Gill has a fine sense of irony, so it was disappointing to spot the places where he didn't employ it. As in his efforts to parse the Meles government and its progress toward feeding people, reforms and techniques and strategies and so on, without once confronting the question of whether this is a land that could EVER feed itself, and if not, what the clear-eyed response should be. Maybe a country that endlessly perfects its ways of collecting and channeling aid from better-fed countries is not actually solving its problem. What could Ethiopia do, anyway, to bear itself up in a globalized world?
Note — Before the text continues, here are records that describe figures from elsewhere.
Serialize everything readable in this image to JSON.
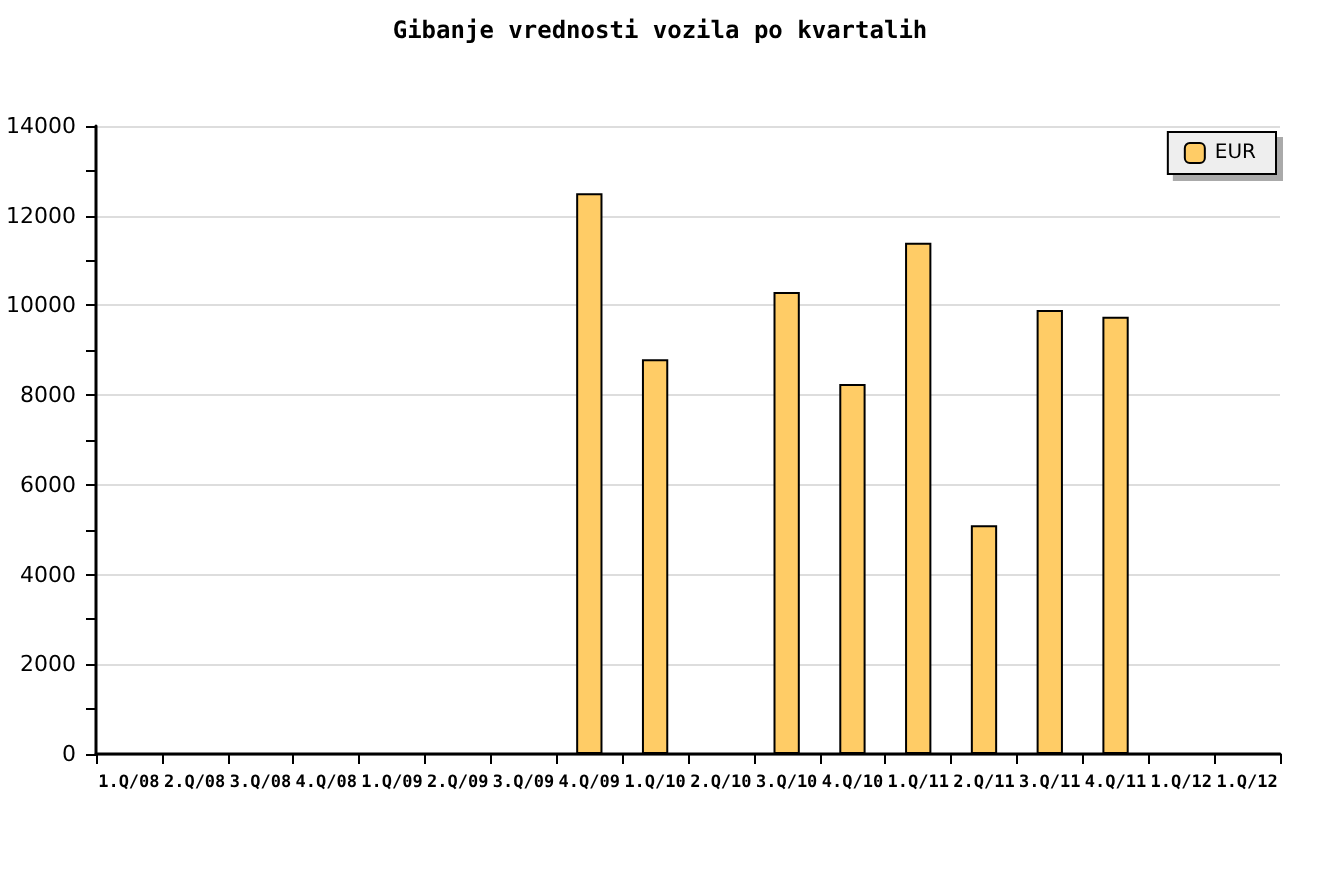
{
  "chart_data": {
    "type": "bar",
    "title": "Gibanje vrednosti vozila po kvartalih",
    "categories": [
      "1.Q/08",
      "2.Q/08",
      "3.Q/08",
      "4.Q/08",
      "1.Q/09",
      "2.Q/09",
      "3.Q/09",
      "4.Q/09",
      "1.Q/10",
      "2.Q/10",
      "3.Q/10",
      "4.Q/10",
      "1.Q/11",
      "2.Q/11",
      "3.Q/11",
      "4.Q/11",
      "1.Q/12",
      "1.Q/12"
    ],
    "series": [
      {
        "name": "EUR",
        "color": "#ffcc66",
        "values": [
          null,
          null,
          null,
          null,
          null,
          null,
          null,
          12500,
          8800,
          null,
          10300,
          8250,
          11400,
          5100,
          9900,
          9750,
          null,
          null
        ]
      }
    ],
    "ylim": [
      0,
      14000
    ],
    "yticks": [
      0,
      2000,
      4000,
      6000,
      8000,
      10000,
      12000,
      14000
    ],
    "grid": "y",
    "legend": "top right"
  }
}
Should we make a fetish of these scrawny, unreliable, tiny farms and their inevitable seasonal failures, or does Ethiopia need an injection of something entirely different that could pull it into the world economy? Is Ethiopian subsistence -- spotty subsistence -- enough for us all to feel smug and happy about what we've helped bring about there? Wouldn't we want more for ourselves?

Moreover, Gill gets contraception backward: it's not an investment used to cut down the number of hungry mouths (western reductionism) but a technique that people will adopt AFTER their livelihoods become more secure. That's been shown. Family planning is the cart, prosperity the horse. "Feed the World" still echoes in my head from that dreck 1980s ballad. "Feed Ethiopia's future, and thus its prosperity, and thus its people" is presumably not as much of a hook.

Interesting to watch the news today. Famine is once more raging in these barren lands, and nothing at all has been solved.